"The officer who just shot the dogs touched me and smiled when I felt most unhappy," recalled Joamie. She was one of the elders who told a committee on Aboriginal and Northern Affairs in Ottawa about her dog team being shot outside of Iqaluit early in 1960.
The team was her family's only mode of transportation.
It was a confusing tragedy, never properly explained to her by anyone.
Now Joamie, like a dwindling number of Inuit elders, recalls entire dog teams being slaughtered between 1950 and 1970.
They hope a federal inquiry into what happened will give them answers they have sought for years.
Now that probe is a few steps closer.
A House of Commons standing committee on aboriginal affairs and Northern development has requested the federal government appoint a judge before April 15, 2005, to look into the slaughter of Inuit dogs.
Nunavut MLAs voted unanimously in the Legislative Assembly on March 22 to support calls for a federal probe.
"This issue has caused us pain for many years," said Peter Kattuk, Hudson Bay MLA.
"A judicial inquiry would move us a step closer to healing."
The motion for a judicial inquiry has been put forward to the House of Commons.
However, the federal government is not obligated under its own laws to respond to this motion.
Thomas Alikatuktuk, president of the Qikiqtani Inuit Association (QIA), hopes to see the inquiry happen.
Alikatuktuk explained that the issue of dog slaughters has existed in oral tradition for years.
"We hope to document this part of Inuit history so that it is not forgotten and to help better understand how our culture was affected," said Alikatuktuk.
The standing committee in Ottawa heard from Inuit elders, representatives of the RCMP, and MPs on the dog slaughter issue.
Inuit say there was an organized slaughter of their dog teams by the RCMP between the 1950s and 1970s which robbed Inuit of their only mode of transportation, and prevented them from hunting.
During the meetings in Ottawa, RCMP admitted dogs were killed in the North. RCMP records show many dogs were killed in the 1960s after dogs were found to have distemper.
But RCMP firmly denies sled dogs were systematically killed to prevent Inuit from travelling around.
Committee members support Inuit
Many on the committee, like Bloc Quebecois MP Bernard Cleary, expressed support of the Inuit on this issue, and didn't buy the RCMP's version of events.
"I prefer to rely on what I heard here from the people who spoke to us," said Cleary. "They are the ones who lived through this experience," said Cleary.
Northern Quebec Senator Charlie Watt had strong words about why he feels this judicial inquiry should move forward.
"We all know that back in the 1950s and 1960s...the government of the day ... had a policy.
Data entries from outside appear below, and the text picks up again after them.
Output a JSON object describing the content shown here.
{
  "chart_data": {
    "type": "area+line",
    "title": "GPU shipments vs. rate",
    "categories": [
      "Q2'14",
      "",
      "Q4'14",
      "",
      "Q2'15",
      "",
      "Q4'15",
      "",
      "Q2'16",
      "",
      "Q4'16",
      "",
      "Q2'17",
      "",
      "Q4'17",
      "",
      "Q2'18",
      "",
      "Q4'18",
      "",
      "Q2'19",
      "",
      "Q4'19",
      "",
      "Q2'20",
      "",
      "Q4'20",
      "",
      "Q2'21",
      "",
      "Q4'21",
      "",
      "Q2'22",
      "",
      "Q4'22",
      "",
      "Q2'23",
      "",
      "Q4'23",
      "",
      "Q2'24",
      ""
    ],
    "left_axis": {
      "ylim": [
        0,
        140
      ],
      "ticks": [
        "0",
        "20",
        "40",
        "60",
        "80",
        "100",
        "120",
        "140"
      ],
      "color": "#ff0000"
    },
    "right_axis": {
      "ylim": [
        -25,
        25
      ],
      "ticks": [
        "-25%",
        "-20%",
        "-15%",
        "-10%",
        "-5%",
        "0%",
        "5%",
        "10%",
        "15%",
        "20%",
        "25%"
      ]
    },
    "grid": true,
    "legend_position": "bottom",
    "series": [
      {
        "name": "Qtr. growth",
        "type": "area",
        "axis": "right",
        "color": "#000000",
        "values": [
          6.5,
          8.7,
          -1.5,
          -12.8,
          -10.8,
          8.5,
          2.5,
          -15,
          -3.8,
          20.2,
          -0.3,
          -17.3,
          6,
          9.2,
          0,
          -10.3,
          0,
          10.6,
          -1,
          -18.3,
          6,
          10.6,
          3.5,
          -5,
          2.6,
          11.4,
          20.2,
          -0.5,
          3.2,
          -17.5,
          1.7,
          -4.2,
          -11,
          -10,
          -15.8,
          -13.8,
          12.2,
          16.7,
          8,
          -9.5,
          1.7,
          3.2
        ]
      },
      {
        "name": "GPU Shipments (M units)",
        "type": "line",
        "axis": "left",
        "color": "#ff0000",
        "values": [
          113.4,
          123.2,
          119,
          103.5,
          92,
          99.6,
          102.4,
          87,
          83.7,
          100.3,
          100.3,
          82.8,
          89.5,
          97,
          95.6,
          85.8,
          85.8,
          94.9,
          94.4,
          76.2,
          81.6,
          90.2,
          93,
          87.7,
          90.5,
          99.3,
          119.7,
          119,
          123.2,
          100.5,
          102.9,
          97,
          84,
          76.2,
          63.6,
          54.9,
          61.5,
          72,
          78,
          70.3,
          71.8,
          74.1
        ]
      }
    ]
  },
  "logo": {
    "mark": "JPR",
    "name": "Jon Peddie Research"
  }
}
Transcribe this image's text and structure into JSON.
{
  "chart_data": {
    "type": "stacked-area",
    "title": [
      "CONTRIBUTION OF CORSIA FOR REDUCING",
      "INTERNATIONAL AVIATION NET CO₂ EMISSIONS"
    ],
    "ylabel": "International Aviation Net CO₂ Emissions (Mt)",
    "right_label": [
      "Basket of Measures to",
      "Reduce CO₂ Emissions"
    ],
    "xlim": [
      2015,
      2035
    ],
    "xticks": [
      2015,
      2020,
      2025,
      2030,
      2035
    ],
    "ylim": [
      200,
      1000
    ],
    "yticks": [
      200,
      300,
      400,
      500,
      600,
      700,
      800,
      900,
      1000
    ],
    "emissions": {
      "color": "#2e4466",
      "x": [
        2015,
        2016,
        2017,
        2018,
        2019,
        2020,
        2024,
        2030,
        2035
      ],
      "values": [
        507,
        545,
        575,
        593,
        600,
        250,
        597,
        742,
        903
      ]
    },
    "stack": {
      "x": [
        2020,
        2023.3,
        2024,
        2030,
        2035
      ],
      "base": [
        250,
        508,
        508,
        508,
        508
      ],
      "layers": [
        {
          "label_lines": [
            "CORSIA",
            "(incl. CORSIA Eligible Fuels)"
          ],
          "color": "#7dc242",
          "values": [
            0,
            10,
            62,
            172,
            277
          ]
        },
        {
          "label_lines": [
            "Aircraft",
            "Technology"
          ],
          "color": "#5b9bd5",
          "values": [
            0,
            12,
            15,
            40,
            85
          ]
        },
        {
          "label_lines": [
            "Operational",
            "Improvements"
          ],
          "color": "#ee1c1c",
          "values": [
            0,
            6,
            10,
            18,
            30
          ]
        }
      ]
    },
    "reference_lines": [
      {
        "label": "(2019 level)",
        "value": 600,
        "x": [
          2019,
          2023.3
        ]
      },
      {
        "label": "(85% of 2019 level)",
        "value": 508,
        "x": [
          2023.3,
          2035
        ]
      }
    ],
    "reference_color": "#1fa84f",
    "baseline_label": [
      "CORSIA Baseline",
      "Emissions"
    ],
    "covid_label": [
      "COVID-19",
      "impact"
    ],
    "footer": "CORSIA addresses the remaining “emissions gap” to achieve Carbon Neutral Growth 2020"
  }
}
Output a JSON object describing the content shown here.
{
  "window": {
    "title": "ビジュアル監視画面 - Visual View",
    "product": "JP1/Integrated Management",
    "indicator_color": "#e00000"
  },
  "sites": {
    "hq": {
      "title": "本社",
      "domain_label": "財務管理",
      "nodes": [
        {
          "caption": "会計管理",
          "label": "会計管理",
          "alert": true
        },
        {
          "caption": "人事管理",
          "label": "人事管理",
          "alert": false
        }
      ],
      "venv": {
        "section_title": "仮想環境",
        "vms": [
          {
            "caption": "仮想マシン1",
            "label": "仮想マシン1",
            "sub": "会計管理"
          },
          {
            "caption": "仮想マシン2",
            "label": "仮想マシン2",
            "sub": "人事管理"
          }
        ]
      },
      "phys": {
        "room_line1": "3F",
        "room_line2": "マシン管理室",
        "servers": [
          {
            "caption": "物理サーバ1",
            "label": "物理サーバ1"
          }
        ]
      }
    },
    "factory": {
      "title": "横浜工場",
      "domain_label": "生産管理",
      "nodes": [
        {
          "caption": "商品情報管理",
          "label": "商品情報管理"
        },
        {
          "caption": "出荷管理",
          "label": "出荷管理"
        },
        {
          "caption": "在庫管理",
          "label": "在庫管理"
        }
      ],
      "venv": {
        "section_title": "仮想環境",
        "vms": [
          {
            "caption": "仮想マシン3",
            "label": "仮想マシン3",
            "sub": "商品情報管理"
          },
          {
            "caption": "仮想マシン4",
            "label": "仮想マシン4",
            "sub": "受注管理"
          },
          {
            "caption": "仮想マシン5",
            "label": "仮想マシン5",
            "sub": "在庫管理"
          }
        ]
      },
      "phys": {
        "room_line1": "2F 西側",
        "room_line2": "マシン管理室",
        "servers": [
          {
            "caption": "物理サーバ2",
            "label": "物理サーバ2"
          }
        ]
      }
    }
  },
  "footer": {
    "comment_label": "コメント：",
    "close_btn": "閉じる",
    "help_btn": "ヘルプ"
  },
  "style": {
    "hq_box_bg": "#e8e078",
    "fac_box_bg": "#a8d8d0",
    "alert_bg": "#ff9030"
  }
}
The system in the country had a policy to slow down the ability of the nomadic people to move around in the country in order to bring their kids into the community to be educated. We all know that," he said.
"That was one of the big factors as to why dogs were slaughtered."
So far, there is no word yet from federal justice minister Anne McLellan whether or she supports the call for the judicial inquiry.
Entered into evidence:
Joanasie Maniapik, now an elder, was living with his family at a camp located outside of Panniqtuuq in 1965. He recalled his experience for the Standing Committee on Aboriginal Affairs in Ottawa, March 10:
"Back in 1965 my dogs were killed, around March 13. I had gone to buy supplies using my dog team. My wife was back at the camp, and I was going to go back to my camp the next day. Because I was going to leave the next day, I went to buy supplies right away.
"As I was buying supplies, someone approached me and said my dogs were being shot. I went down to see what was happening and I saw two police officers. There was an officer and an assistant, and all my dogs were dead... I was in so much pain. My life was destroyed. I tried taking their harnesses off. As I was trying to take them off, I was crying."